Because the library couldn’t hold its usual book donation sales, Madsen and other librarians volunteered to do book giveaways to library patrons.
“There are a myriad of things that people come into the library for, but sometimes people come in just because they need to see somebody,” he said, pointing out that for many, the library is a big social outing.
One of the most gratifying experiences of his time as a librarian, says Madsen, is when a library patron recognizes him outside of the library.
“I love living in Warwick and having people come up to me and say, oh that was my librarian, they helped me in school,” he said. “Parents will come up to me and thank me for helping their kids with assignments.” Helping students
Working with students was something Madsen loved most about his job. “The kids still come in, and in fact, a lot of their teachers require they come in and actually get print sources.
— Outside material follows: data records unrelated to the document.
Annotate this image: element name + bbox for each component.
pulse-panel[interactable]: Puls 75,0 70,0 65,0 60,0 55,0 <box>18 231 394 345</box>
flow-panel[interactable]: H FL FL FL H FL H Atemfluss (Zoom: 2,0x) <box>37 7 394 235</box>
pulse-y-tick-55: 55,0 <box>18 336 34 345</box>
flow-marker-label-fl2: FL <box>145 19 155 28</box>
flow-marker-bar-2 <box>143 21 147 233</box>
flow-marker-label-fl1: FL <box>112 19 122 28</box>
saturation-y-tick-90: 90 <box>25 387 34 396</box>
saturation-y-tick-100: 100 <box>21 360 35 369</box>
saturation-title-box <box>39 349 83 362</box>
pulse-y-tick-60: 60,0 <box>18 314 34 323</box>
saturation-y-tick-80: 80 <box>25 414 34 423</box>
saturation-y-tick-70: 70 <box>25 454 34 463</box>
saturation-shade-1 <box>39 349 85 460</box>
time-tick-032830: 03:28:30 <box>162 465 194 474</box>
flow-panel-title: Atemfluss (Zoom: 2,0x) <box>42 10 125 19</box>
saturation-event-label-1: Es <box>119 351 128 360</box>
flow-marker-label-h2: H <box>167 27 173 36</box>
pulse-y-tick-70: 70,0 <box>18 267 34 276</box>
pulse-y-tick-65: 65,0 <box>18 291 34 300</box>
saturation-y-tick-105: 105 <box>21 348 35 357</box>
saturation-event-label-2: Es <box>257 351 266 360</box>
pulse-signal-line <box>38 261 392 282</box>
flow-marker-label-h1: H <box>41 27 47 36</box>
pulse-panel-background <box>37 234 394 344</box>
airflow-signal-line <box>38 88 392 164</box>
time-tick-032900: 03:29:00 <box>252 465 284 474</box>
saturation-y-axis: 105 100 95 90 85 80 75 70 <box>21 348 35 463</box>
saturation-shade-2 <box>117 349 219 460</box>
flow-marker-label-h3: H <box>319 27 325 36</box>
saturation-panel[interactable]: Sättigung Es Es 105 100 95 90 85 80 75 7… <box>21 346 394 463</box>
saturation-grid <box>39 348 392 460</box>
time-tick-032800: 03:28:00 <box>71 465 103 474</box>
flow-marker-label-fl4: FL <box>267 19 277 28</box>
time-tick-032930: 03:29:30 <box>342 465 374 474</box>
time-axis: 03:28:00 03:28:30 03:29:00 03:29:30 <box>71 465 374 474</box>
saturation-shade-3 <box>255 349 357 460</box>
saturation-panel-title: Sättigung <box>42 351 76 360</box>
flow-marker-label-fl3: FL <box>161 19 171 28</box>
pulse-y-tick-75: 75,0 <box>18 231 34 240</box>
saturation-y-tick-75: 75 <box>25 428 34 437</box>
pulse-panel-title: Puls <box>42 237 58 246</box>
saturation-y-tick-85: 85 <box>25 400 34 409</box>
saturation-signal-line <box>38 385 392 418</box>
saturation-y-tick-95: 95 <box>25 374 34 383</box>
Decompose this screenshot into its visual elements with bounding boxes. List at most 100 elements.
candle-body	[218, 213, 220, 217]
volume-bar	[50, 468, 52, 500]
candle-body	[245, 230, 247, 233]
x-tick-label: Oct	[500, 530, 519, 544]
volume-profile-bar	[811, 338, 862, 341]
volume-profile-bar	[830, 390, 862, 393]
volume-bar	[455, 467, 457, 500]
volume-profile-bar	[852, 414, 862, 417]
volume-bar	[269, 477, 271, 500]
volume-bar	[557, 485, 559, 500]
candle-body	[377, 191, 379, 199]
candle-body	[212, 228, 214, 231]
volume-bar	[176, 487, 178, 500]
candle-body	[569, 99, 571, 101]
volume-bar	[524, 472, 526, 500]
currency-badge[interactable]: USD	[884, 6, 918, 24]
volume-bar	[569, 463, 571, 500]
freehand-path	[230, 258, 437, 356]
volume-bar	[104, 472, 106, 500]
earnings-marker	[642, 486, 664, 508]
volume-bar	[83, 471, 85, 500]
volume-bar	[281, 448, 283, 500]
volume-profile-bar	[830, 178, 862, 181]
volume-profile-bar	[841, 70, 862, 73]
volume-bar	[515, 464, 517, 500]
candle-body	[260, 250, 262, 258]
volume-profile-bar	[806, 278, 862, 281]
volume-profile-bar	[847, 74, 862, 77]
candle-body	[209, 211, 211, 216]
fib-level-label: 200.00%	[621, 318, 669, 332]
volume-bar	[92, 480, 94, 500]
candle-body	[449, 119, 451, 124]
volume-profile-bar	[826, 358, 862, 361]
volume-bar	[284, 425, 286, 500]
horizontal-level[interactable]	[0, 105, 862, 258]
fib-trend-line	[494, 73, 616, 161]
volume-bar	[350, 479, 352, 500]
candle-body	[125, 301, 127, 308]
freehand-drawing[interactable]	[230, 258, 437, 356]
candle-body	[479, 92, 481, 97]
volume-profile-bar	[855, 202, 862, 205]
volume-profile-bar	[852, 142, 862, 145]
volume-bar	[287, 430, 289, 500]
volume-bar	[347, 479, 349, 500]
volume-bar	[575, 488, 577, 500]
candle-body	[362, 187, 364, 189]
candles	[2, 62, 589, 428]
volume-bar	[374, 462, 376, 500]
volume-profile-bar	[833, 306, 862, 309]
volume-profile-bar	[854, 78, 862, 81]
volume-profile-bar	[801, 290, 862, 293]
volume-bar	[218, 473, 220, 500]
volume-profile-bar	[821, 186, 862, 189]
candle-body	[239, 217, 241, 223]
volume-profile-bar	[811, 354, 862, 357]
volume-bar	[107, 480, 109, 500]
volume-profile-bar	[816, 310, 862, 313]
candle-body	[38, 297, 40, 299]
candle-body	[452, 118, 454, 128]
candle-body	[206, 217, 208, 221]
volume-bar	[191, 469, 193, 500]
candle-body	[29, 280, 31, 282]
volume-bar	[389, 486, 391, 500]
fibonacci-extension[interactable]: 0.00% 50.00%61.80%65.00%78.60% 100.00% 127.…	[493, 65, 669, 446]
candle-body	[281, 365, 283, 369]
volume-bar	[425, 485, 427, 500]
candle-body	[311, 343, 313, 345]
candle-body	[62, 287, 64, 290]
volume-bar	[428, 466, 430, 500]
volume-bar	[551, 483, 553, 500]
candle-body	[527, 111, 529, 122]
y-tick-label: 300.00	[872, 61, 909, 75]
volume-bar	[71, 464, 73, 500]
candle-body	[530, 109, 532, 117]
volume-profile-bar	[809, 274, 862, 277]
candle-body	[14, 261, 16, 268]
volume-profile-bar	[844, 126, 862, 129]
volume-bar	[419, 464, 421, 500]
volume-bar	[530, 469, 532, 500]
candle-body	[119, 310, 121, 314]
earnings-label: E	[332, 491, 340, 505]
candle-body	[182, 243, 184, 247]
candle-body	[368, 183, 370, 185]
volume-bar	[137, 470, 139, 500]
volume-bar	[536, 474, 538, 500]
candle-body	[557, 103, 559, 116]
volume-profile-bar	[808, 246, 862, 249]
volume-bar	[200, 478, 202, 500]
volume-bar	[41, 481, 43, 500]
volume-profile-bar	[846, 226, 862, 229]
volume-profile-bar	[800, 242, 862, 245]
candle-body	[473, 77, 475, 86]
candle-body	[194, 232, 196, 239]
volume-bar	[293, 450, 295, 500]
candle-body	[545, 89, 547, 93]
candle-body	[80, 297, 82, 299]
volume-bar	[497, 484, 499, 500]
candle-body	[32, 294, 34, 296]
It’s not always the case now, but it was certainly the standard 15 years ago.”
He talked about one particular assignment he loved helping students with. The assignment asked Bishop Hendricken High School juniors to do research utilizing library reference materials, like a Bible concordance and a Shakespeare concordance.
Even with the expansion of technology, Madsen believes “libraries will stay around.”
“The quest for knowledge will never end,” he said. “Books are not going to go away. There are many, many people who rely on books and library services.”
While he says he’ll miss the library, Madsen is looking forward to a relaxing retirement with golf, travel with his wife, volunteer work at his church, and of course, lots of reading.